$ cat post/debugging-with-a-dash-of-python:-a-day-in-the-life-of-2003.md

Debugging with a Dash of Python: A Day in the Life of 2003


November 24th, 2003. The air is crisp, and the leaves have just begun to change their hues from green to amber. I’ve been at this job for about two years now—engineering manager by day, platform engineer by night—and it’s a balancing act. Debugging issues in our web app feels like solving a puzzle where every piece is a different language or framework.

Today’s morning meeting was lively. One of the backend developers presented an interesting issue: our application wasn’t handling session data correctly on certain pages. I had to go deep into the code, which, as usual, involved a mix of Python and Perl—two languages that coexist in a way only open-source communities can manage.

I sat down with my trusty machine and started looking through the logs. The error messages were vague, but the stack traces hinted at some sort of memory leak or race condition. I decided to start by examining the session handling code, which was a mix of Python scripts running on top of Apache and Perl scripts interfacing with MySQL.

As I drilled down into the codebase, I realized that the issue wasn’t isolated in one file but spanned multiple layers. There were interactions between different components—Python scripts sending requests to Perl scripts, which then interacted with the database. The complexity of the system was a double-edged sword: it was powerful, but it also made debugging more challenging.

I wrote a quick script using Python’s pdb (the debugger) to step through the code and trace where data was being altered or lost. It’s amazing how a simple print statement can make such a difference. The real issue turned out to be a subtle race condition in our session handling logic, which wasn’t easily visible without detailed tracing.

While I was working on this, my colleague brought up an interesting point: we should consider rewriting some of the Perl scripts using Python. He argued that Python would be more maintainable and easier to debug. This sparked a debate about the future direction of our platform. Some were skeptical, while others saw the value in modernizing.

After some heated discussion, we decided to take it slow. We wouldn’t rewrite everything at once but would start by gradually moving critical scripts over. It’s not always easy to convince everyone to change their ways, especially when they’re comfortable with what they know. But sometimes, these small steps lead to significant improvements down the line.

In the afternoon, I presented our findings and proposed solution to the team. We agreed on a plan: add more logging, refine our race condition handling, and begin the process of modernizing some parts of the system. It’s moments like these that remind me why I love this job—there’s always something new to learn and improve.

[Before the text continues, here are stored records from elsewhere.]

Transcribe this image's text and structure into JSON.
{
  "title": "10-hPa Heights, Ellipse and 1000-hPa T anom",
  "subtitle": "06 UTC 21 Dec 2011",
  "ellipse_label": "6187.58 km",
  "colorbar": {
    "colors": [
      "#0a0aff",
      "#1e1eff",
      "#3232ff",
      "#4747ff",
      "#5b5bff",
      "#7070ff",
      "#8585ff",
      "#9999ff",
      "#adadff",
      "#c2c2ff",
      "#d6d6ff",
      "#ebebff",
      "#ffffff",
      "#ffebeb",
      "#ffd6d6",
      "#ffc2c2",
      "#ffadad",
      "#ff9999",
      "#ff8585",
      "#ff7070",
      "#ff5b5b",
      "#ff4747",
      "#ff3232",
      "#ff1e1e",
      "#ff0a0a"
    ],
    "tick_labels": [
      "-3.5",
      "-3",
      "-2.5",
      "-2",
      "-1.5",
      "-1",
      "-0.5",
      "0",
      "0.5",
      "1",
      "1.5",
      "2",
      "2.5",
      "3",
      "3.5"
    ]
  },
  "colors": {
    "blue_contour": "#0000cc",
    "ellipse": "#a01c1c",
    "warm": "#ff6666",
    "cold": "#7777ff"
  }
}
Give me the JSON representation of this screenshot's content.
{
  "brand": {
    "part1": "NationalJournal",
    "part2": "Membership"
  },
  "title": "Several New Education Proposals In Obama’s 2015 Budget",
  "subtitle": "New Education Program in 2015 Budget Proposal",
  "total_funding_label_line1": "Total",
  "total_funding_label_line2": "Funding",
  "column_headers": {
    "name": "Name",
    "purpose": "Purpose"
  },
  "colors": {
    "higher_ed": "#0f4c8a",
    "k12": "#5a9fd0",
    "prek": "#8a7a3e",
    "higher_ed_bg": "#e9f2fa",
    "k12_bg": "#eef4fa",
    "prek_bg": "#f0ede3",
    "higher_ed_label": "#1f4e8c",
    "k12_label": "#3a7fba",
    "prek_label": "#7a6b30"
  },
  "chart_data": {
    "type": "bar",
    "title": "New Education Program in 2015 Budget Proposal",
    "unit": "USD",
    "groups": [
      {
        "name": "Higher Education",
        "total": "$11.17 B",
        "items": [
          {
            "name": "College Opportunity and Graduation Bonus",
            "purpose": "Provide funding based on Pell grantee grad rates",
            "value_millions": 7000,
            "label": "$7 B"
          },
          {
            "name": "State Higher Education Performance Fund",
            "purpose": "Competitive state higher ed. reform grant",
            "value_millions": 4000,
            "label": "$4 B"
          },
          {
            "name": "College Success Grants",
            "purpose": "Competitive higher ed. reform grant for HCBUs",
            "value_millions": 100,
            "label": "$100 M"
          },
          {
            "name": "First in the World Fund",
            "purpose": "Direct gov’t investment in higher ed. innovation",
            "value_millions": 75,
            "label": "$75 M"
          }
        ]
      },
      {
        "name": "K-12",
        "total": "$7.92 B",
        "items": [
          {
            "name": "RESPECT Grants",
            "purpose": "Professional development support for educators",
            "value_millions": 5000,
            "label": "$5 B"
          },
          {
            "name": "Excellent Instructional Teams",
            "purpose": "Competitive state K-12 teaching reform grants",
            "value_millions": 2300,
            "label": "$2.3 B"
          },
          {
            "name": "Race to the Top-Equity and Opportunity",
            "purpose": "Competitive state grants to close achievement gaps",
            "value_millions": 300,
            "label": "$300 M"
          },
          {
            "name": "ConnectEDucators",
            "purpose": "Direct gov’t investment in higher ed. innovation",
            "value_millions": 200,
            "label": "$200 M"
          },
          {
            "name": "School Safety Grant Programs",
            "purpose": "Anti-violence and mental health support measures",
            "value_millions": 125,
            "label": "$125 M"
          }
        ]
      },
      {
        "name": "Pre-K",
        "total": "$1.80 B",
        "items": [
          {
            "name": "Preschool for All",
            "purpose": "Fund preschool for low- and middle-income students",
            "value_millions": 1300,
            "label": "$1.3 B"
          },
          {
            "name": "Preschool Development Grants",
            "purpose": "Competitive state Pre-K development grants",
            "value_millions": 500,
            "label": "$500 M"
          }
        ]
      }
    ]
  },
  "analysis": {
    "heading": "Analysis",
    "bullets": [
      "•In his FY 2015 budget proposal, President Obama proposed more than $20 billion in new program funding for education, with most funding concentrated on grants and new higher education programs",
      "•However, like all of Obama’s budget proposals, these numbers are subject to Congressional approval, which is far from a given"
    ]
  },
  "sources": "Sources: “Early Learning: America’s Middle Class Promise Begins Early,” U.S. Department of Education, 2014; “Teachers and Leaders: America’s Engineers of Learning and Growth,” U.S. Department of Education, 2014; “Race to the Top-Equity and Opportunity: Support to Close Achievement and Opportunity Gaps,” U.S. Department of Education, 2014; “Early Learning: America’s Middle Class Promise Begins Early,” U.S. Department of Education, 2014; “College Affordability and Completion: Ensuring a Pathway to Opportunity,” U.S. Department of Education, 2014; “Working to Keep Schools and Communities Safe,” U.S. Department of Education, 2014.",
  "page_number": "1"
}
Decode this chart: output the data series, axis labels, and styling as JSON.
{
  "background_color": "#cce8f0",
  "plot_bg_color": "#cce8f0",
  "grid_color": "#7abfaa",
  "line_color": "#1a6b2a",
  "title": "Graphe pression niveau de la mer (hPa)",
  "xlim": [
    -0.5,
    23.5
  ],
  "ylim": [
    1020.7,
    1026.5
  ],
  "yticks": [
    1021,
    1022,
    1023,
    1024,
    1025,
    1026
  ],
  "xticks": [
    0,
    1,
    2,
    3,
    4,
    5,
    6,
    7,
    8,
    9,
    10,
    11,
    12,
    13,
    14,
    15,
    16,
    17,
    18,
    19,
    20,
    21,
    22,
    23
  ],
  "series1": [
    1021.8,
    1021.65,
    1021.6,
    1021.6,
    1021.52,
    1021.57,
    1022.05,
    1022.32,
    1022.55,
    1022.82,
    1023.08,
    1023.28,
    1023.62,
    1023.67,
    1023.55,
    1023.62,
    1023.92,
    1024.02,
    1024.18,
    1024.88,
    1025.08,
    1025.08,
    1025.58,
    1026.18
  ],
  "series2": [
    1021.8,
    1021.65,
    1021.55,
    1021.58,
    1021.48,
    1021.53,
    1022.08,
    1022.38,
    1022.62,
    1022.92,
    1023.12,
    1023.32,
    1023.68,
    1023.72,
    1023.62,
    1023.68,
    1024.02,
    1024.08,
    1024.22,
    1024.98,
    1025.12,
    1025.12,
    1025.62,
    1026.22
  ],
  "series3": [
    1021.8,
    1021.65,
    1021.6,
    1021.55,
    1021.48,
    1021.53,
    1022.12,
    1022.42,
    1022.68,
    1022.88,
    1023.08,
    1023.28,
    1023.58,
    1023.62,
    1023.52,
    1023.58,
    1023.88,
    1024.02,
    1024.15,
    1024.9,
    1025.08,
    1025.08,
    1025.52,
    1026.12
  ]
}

The evening came quickly, and with it, the usual rush of work wrapping up and team members heading home. As I sat at my desk, reviewing notes for tomorrow, I couldn’t help but feel grateful. The tech landscape was shifting rapidly, and being part of a company that embraced change and improvement felt rewarding. Even though there were challenges, the sense of progress was palpable.

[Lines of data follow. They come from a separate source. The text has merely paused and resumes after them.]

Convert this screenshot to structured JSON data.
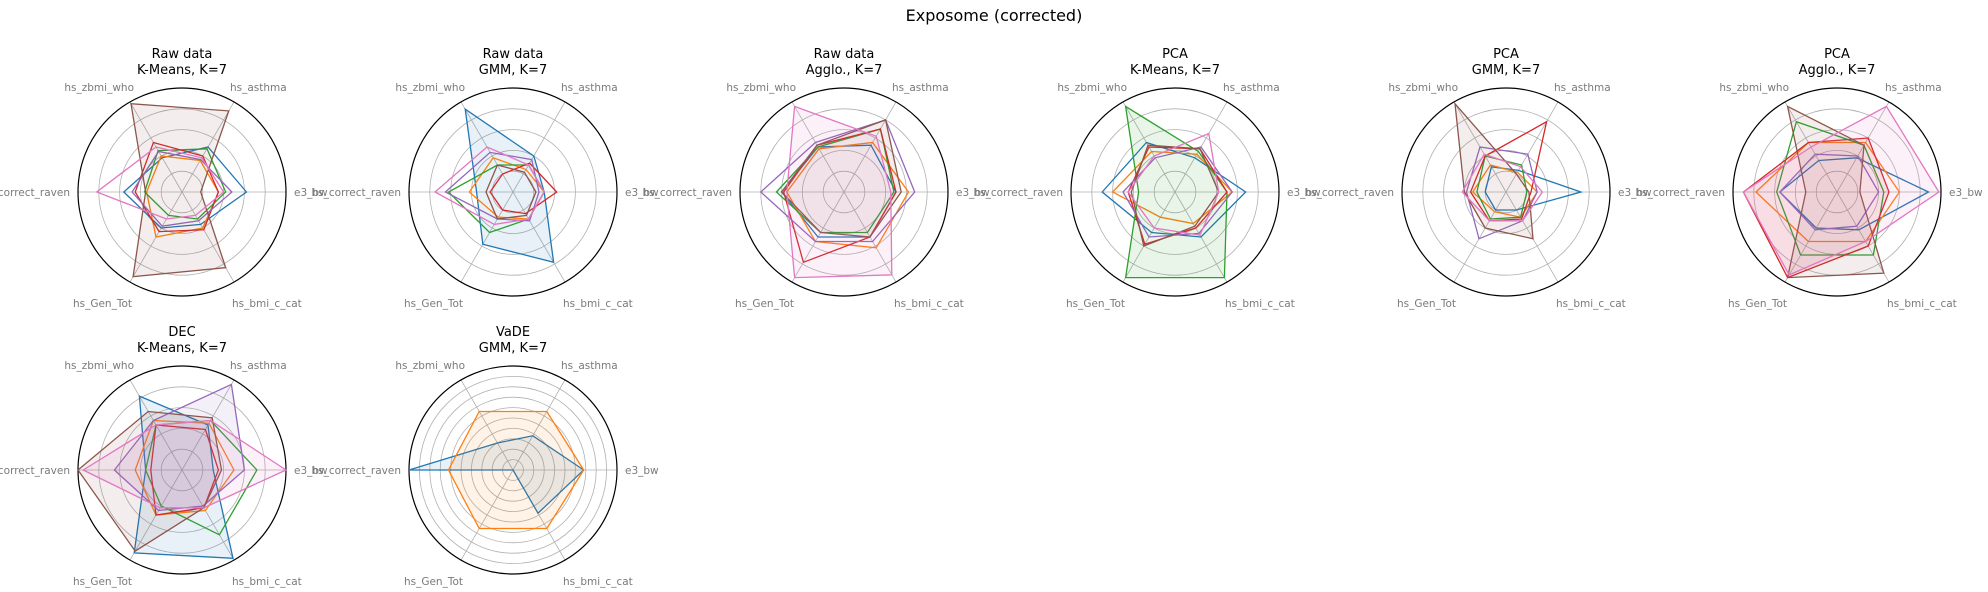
{
  "figure": {
    "suptitle": "Exposome (corrected)",
    "axis_labels": [
      "e3_bw",
      "hs_asthma",
      "hs_zbmi_who",
      "hs_correct_raven",
      "hs_Gen_Tot",
      "hs_bmi_c_cat"
    ],
    "palette": [
      "#1f77b4",
      "#ff7f0e",
      "#2ca02c",
      "#d62728",
      "#9467bd",
      "#8c564b",
      "#e377c2"
    ]
  },
  "chart_data": [
    {
      "type": "radar",
      "title_line1": "Raw data",
      "title_line2": "K-Means, K=7",
      "rmax": 1,
      "grid": true,
      "categories": [
        "e3_bw",
        "hs_asthma",
        "hs_zbmi_who",
        "hs_correct_raven",
        "hs_Gen_Tot",
        "hs_bmi_c_cat"
      ],
      "series": [
        {
          "values": [
            0.62,
            0.5,
            0.38,
            0.56,
            0.4,
            0.36
          ],
          "fill": false
        },
        {
          "values": [
            0.35,
            0.35,
            0.4,
            0.34,
            0.5,
            0.4
          ],
          "fill": false
        },
        {
          "values": [
            0.42,
            0.48,
            0.46,
            0.36,
            0.26,
            0.3
          ],
          "fill": false
        },
        {
          "values": [
            0.35,
            0.4,
            0.55,
            0.45,
            0.44,
            0.42
          ],
          "fill": false
        },
        {
          "values": [
            0.48,
            0.36,
            0.45,
            0.48,
            0.38,
            0.32
          ],
          "fill": false
        },
        {
          "values": [
            0.18,
            0.9,
            0.98,
            0.35,
            0.94,
            0.84
          ],
          "fill": true
        },
        {
          "values": [
            0.4,
            0.38,
            0.5,
            0.82,
            0.3,
            0.26
          ],
          "fill": false
        }
      ]
    },
    {
      "type": "radar",
      "title_line1": "Raw data",
      "title_line2": "GMM, K=7",
      "rmax": 1,
      "grid": true,
      "categories": [
        "e3_bw",
        "hs_asthma",
        "hs_zbmi_who",
        "hs_correct_raven",
        "hs_Gen_Tot",
        "hs_bmi_c_cat"
      ],
      "series": [
        {
          "values": [
            0.3,
            0.4,
            0.92,
            0.35,
            0.58,
            0.78
          ],
          "fill": true
        },
        {
          "values": [
            0.3,
            0.25,
            0.38,
            0.42,
            0.28,
            0.3
          ],
          "fill": false
        },
        {
          "values": [
            0.3,
            0.3,
            0.3,
            0.62,
            0.45,
            0.3
          ],
          "fill": false
        },
        {
          "values": [
            0.42,
            0.32,
            0.2,
            0.22,
            0.2,
            0.24
          ],
          "fill": false
        },
        {
          "values": [
            0.25,
            0.36,
            0.44,
            0.65,
            0.3,
            0.32
          ],
          "fill": false
        },
        {
          "values": [
            0.22,
            0.22,
            0.3,
            0.26,
            0.3,
            0.26
          ],
          "fill": false
        },
        {
          "values": [
            0.3,
            0.3,
            0.5,
            0.75,
            0.36,
            0.3
          ],
          "fill": false
        }
      ]
    },
    {
      "type": "radar",
      "title_line1": "Raw data",
      "title_line2": "Agglo., K=7",
      "rmax": 1,
      "grid": true,
      "categories": [
        "e3_bw",
        "hs_asthma",
        "hs_zbmi_who",
        "hs_correct_raven",
        "hs_Gen_Tot",
        "hs_bmi_c_cat"
      ],
      "series": [
        {
          "values": [
            0.5,
            0.52,
            0.5,
            0.6,
            0.5,
            0.5
          ],
          "fill": false
        },
        {
          "values": [
            0.62,
            0.55,
            0.48,
            0.55,
            0.55,
            0.62
          ],
          "fill": false
        },
        {
          "values": [
            0.48,
            0.7,
            0.5,
            0.65,
            0.45,
            0.45
          ],
          "fill": false
        },
        {
          "values": [
            0.5,
            0.7,
            0.52,
            0.58,
            0.78,
            0.5
          ],
          "fill": false
        },
        {
          "values": [
            0.68,
            0.8,
            0.55,
            0.8,
            0.55,
            0.55
          ],
          "fill": false
        },
        {
          "values": [
            0.55,
            0.8,
            0.52,
            0.6,
            0.45,
            0.5
          ],
          "fill": true
        },
        {
          "values": [
            0.45,
            0.62,
            0.95,
            0.55,
            0.95,
            0.92
          ],
          "fill": true
        }
      ]
    },
    {
      "type": "radar",
      "title_line1": "PCA",
      "title_line2": "K-Means, K=7",
      "rmax": 1,
      "grid": true,
      "categories": [
        "e3_bw",
        "hs_asthma",
        "hs_zbmi_who",
        "hs_correct_raven",
        "hs_Gen_Tot",
        "hs_bmi_c_cat"
      ],
      "series": [
        {
          "values": [
            0.68,
            0.38,
            0.55,
            0.7,
            0.45,
            0.5
          ],
          "fill": false
        },
        {
          "values": [
            0.55,
            0.42,
            0.45,
            0.6,
            0.28,
            0.35
          ],
          "fill": false
        },
        {
          "values": [
            0.5,
            0.45,
            0.95,
            0.35,
            0.95,
            0.95
          ],
          "fill": true
        },
        {
          "values": [
            0.5,
            0.48,
            0.5,
            0.45,
            0.58,
            0.4
          ],
          "fill": false
        },
        {
          "values": [
            0.55,
            0.5,
            0.38,
            0.5,
            0.5,
            0.46
          ],
          "fill": false
        },
        {
          "values": [
            0.42,
            0.48,
            0.52,
            0.42,
            0.6,
            0.38
          ],
          "fill": false
        },
        {
          "values": [
            0.42,
            0.65,
            0.4,
            0.45,
            0.4,
            0.48
          ],
          "fill": false
        }
      ]
    },
    {
      "type": "radar",
      "title_line1": "PCA",
      "title_line2": "GMM, K=7",
      "rmax": 1,
      "grid": true,
      "categories": [
        "e3_bw",
        "hs_asthma",
        "hs_zbmi_who",
        "hs_correct_raven",
        "hs_Gen_Tot",
        "hs_bmi_c_cat"
      ],
      "series": [
        {
          "values": [
            0.72,
            0.24,
            0.28,
            0.2,
            0.2,
            0.2
          ],
          "fill": false
        },
        {
          "values": [
            0.3,
            0.22,
            0.3,
            0.32,
            0.22,
            0.28
          ],
          "fill": false
        },
        {
          "values": [
            0.2,
            0.3,
            0.4,
            0.28,
            0.3,
            0.28
          ],
          "fill": false
        },
        {
          "values": [
            0.24,
            0.78,
            0.4,
            0.34,
            0.32,
            0.3
          ],
          "fill": false
        },
        {
          "values": [
            0.3,
            0.42,
            0.5,
            0.38,
            0.52,
            0.32
          ],
          "fill": false
        },
        {
          "values": [
            0.22,
            0.2,
            0.98,
            0.4,
            0.4,
            0.52
          ],
          "fill": true
        },
        {
          "values": [
            0.35,
            0.28,
            0.42,
            0.42,
            0.32,
            0.32
          ],
          "fill": false
        }
      ]
    },
    {
      "type": "radar",
      "title_line1": "PCA",
      "title_line2": "Agglo., K=7",
      "rmax": 1,
      "grid": true,
      "categories": [
        "e3_bw",
        "hs_asthma",
        "hs_zbmi_who",
        "hs_correct_raven",
        "hs_Gen_Tot",
        "hs_bmi_c_cat"
      ],
      "series": [
        {
          "values": [
            0.88,
            0.38,
            0.35,
            0.55,
            0.4,
            0.42
          ],
          "fill": false
        },
        {
          "values": [
            0.6,
            0.55,
            0.55,
            0.78,
            0.55,
            0.55
          ],
          "fill": false
        },
        {
          "values": [
            0.45,
            0.52,
            0.78,
            0.58,
            0.7,
            0.7
          ],
          "fill": false
        },
        {
          "values": [
            0.5,
            0.6,
            0.55,
            0.9,
            0.95,
            0.6
          ],
          "fill": true
        },
        {
          "values": [
            0.4,
            0.4,
            0.42,
            0.55,
            0.42,
            0.38
          ],
          "fill": false
        },
        {
          "values": [
            0.22,
            0.52,
            0.95,
            0.3,
            0.95,
            0.9
          ],
          "fill": true
        },
        {
          "values": [
            0.98,
            0.95,
            0.5,
            0.9,
            0.92,
            0.55
          ],
          "fill": true
        }
      ]
    },
    {
      "type": "radar",
      "title_line1": "DEC",
      "title_line2": "K-Means, K=7",
      "rmax": 1,
      "grid": true,
      "categories": [
        "e3_bw",
        "hs_asthma",
        "hs_zbmi_who",
        "hs_correct_raven",
        "hs_Gen_Tot",
        "hs_bmi_c_cat"
      ],
      "series": [
        {
          "values": [
            0.3,
            0.5,
            0.82,
            0.35,
            0.92,
            0.98
          ],
          "fill": true
        },
        {
          "values": [
            0.5,
            0.52,
            0.55,
            0.45,
            0.5,
            0.45
          ],
          "fill": false
        },
        {
          "values": [
            0.72,
            0.55,
            0.5,
            0.35,
            0.4,
            0.72
          ],
          "fill": false
        },
        {
          "values": [
            0.35,
            0.45,
            0.5,
            0.3,
            0.5,
            0.42
          ],
          "fill": false
        },
        {
          "values": [
            0.6,
            0.95,
            0.55,
            0.65,
            0.45,
            0.4
          ],
          "fill": true
        },
        {
          "values": [
            0.38,
            0.58,
            0.65,
            1.0,
            0.9,
            0.42
          ],
          "fill": true
        },
        {
          "values": [
            1.0,
            0.55,
            0.5,
            0.95,
            0.42,
            0.42
          ],
          "fill": true
        }
      ]
    },
    {
      "type": "radar",
      "title_line1": "VaDE",
      "title_line2": "GMM, K=7",
      "rmax": 1,
      "grid": true,
      "rings": 9,
      "categories": [
        "e3_bw",
        "hs_asthma",
        "hs_zbmi_who",
        "hs_correct_raven",
        "hs_Gen_Tot",
        "hs_bmi_c_cat"
      ],
      "series": [
        {
          "values": [
            0.68,
            0.38,
            0.3,
            1.0,
            0.0,
            0.48
          ],
          "fill": true
        },
        {
          "values": [
            0.68,
            0.65,
            0.65,
            0.62,
            0.65,
            0.65
          ],
          "fill": true
        }
      ]
    }
  ]
}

As I closed my laptop, I realized how far we’ve come since the days when I first joined. From the early days of LAMP stacks to now, technology has evolved so much. But one thing remains constant: the satisfaction of solving a tough problem and making something better.

Happy Thanksgiving, everyone!


That was a day in 2003, and it feels like just yesterday. The tech world is always moving forward, but there’s still plenty of value in the lessons from those early days.